Abdest veya Gusül Alırken Kullanılacak Su Miktarı ile İlgili Hadisler

Peygamber (sav.) Efendimiz ne kadar suyla abdest ve gusül alırdı? Abdest alırken veya banyo yaparken ne kadar su kullanılmalı? Abdest için yeterli/gerekli su miktarı ile ilgili hadisler...
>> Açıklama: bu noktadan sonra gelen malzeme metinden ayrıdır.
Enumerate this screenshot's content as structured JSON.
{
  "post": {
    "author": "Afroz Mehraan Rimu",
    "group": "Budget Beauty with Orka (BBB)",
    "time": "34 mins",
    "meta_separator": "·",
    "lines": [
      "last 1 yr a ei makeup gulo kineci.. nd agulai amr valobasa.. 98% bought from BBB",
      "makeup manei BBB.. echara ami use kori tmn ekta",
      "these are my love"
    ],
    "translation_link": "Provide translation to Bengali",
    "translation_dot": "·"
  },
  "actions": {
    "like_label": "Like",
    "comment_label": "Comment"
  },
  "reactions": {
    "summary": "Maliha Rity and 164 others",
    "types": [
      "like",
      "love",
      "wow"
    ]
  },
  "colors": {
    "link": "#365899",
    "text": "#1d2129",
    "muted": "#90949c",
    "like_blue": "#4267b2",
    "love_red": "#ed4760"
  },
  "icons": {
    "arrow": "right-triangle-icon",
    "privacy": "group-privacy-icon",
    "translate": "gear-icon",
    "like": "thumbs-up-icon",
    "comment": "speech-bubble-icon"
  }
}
Aişe radıyallahu anha’dan rivâyet edildiğine göre, Peygamber sallallahu aleyhi ve sellem bir sa’ (su) ile yıkanır, bir müd(su) ile abdest alırdı, demiştir. (Ebû Dâvûd, Taharet, 44/92; Buharî, Kitâb’ut-Tahâret, b. 49, s. 58; Müslim, Kitâb’ut-Tahâret, b. 10, n. 325, s. 257, c. 1; Neseî, Kitâb’ut-Tahâret, b. 19, n. 347)

Hadisin Açıklaması

Bir sa’ 1040 dirhemdir. Bu günkü ölçü ile 3333 gram kadar tutar. Bir müd avuç dolusu su alan bir ölçektir. Bir litreye yakındır. Bir rivâyette bir müd, bir sa’ın dörtte biri kadardır. (Kamus terc. c. 2, s. 15) Bu durumda bir müd 832 gram su alan bir kaptır. Bir avuç su ile abdest almak, üçbin üçyüz otuzüç gram su ile gusül yapmak suyun kıt olduğu anlarda olabilir.
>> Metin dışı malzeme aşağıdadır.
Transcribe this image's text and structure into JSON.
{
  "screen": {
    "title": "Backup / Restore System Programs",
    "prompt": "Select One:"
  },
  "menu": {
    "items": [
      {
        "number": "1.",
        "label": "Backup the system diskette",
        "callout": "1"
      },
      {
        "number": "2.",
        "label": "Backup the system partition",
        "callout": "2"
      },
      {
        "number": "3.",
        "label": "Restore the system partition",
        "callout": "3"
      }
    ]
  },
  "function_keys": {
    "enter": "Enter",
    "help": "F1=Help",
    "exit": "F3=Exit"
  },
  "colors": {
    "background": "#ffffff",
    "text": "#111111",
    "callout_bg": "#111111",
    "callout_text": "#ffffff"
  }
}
Suyun müsait olduğu yerlerde sünnete uygun olarak her azayı üçer kere yıkayarak abdest almalı, gusül etmelidir. Rasûl-i Ekrem, bazı kere bir müd, bazı kere müddün üçte ikisi kadar su ile abdest alırdı. Bu hadis-i şerif israf etmeksizin az veya biraz çok su ile abdest anılabileceğine delildir.

*

Câbir radıyallahu anh’dan rivâyet edildiğine göre şöyle demiştir:

Peygamber sallallahu aleyhi ve sellem bir sa’ su ile yıkanır, bir müd (su) ile abdest alırdı. (Ebû Dâvûd, Taharet, 44/93)

*

Habîb-ul-Ensarî radıyallahu anh demiştir ki: Ubbat bin Temim’den işittim. Peygamber sallallahu aleyhi ve sellem’e bir kap getirildi. İçinde bir müddün üçte ikisi kadar su vardı, onunla abdest aldı. (Ebû Dâvûd, Taharet, 44/94; Neseî, Kitâb’ut-Tahâret, b. 19, n. 74, s. 58)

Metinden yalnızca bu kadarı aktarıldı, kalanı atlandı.